Depth-Anything
Depth-Anything copied to clipboard
Significance of Focal Parameter
Hello, Thanks for open sourcing this amazing work. I'm interested in fine-tuning DepthAnything for metric depth.
I checked the metric_depth/train_test_inputs/kitti_eigen_train_files_with_gt.txt
file and saw the focal parameter. E.g.
2011_09_26/2011_09_26_drive_0057_sync/image_02/data/0000000116.png 2011_09_26_drive_0057_sync/proj_depth/groundtruth/image_02/0000000116.png 721.5377
2011_10_03/2011_10_03_drive_0034_sync/image_02/data/0000000978.png 2011_10_03_drive_0034_sync/proj_depth/groundtruth/image_02/0000000978.png 718.856
During dataloading this parameter is read from the files and send along with the image, ground truth in a batch. E.g. https://github.com/LiheYoung/Depth-Anything/blob/f419b7db90b26b2855280c4da484778c4fac759f/metric_depth/zoedepth/data/data_mono.py#L294
However I do not see "focal" being used anywhere during forward pass or loss calculations.
During evaluate.py
, focal is hard-coded but never used in any calculations. e.g.

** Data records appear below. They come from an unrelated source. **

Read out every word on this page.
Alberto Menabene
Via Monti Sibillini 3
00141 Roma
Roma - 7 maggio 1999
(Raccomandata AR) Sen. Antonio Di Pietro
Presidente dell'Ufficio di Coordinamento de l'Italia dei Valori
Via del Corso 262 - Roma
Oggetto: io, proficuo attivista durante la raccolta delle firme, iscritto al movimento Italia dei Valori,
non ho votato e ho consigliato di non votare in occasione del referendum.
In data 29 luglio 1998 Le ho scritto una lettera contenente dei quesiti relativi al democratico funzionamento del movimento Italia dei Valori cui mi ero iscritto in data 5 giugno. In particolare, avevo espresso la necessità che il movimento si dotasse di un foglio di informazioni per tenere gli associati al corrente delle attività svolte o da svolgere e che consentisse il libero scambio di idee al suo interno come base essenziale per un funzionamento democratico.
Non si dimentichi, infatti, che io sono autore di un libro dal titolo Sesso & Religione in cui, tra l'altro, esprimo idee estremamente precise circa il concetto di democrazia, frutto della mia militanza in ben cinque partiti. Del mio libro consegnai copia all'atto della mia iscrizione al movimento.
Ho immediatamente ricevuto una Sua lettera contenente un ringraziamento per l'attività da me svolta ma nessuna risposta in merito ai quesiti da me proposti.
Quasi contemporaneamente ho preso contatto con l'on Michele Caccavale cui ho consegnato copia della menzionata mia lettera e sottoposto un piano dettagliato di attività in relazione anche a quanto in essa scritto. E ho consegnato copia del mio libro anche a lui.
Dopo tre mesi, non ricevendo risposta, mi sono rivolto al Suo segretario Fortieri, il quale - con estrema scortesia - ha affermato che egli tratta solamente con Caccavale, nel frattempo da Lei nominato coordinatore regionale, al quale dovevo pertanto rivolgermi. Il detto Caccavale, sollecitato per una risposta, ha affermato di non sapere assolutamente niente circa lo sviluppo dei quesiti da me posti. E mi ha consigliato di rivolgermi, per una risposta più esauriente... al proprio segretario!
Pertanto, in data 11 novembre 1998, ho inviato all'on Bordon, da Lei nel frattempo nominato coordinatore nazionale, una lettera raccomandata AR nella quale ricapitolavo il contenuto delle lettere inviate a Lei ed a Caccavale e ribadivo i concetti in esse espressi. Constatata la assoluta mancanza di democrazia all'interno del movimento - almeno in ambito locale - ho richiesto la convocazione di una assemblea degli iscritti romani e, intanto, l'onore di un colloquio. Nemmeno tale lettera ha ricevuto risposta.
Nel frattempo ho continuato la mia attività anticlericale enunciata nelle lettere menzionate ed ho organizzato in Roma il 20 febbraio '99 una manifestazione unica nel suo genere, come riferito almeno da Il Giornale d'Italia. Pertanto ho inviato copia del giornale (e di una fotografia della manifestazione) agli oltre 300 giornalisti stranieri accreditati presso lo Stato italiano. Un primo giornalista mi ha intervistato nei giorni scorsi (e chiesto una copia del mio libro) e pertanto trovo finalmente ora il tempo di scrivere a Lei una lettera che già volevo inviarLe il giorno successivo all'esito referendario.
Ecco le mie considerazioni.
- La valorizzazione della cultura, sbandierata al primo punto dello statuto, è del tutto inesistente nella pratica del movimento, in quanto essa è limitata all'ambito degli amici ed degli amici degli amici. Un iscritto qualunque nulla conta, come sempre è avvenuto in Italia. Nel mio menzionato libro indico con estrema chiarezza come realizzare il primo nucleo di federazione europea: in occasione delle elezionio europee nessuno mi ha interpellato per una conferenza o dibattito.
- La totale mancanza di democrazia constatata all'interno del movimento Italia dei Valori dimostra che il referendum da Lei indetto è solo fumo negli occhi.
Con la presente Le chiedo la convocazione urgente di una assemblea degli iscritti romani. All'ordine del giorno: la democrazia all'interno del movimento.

focal = sample.get('focal', torch.Tensor( [715.0873]).cuda()) # This magic number (focal) is only used for evaluating BTS model
pred = infer(model, image, dataset=sample['dataset'][0], focal=focal)
Could you please clarify:
Is focal parameter really necessary for finetuning depth anything for metric depth usecase? How to calculate the focal parameter for a dataset from e.g. camera information? or what information i need to calculate focal parameter for each image?
Thanks
I changed focal length during metric depth estimation (kitti) and saw no impact.
The focal length seems to be useful when using BTS for getting the metric data. As they have kinda reused the code from BTS, they have left it there. In this inference (Depth-Anything/metric_depth), ZoeDepth is used instead of BTS and it doesn't use focal length for inference. @LiheYoung can confirm this information.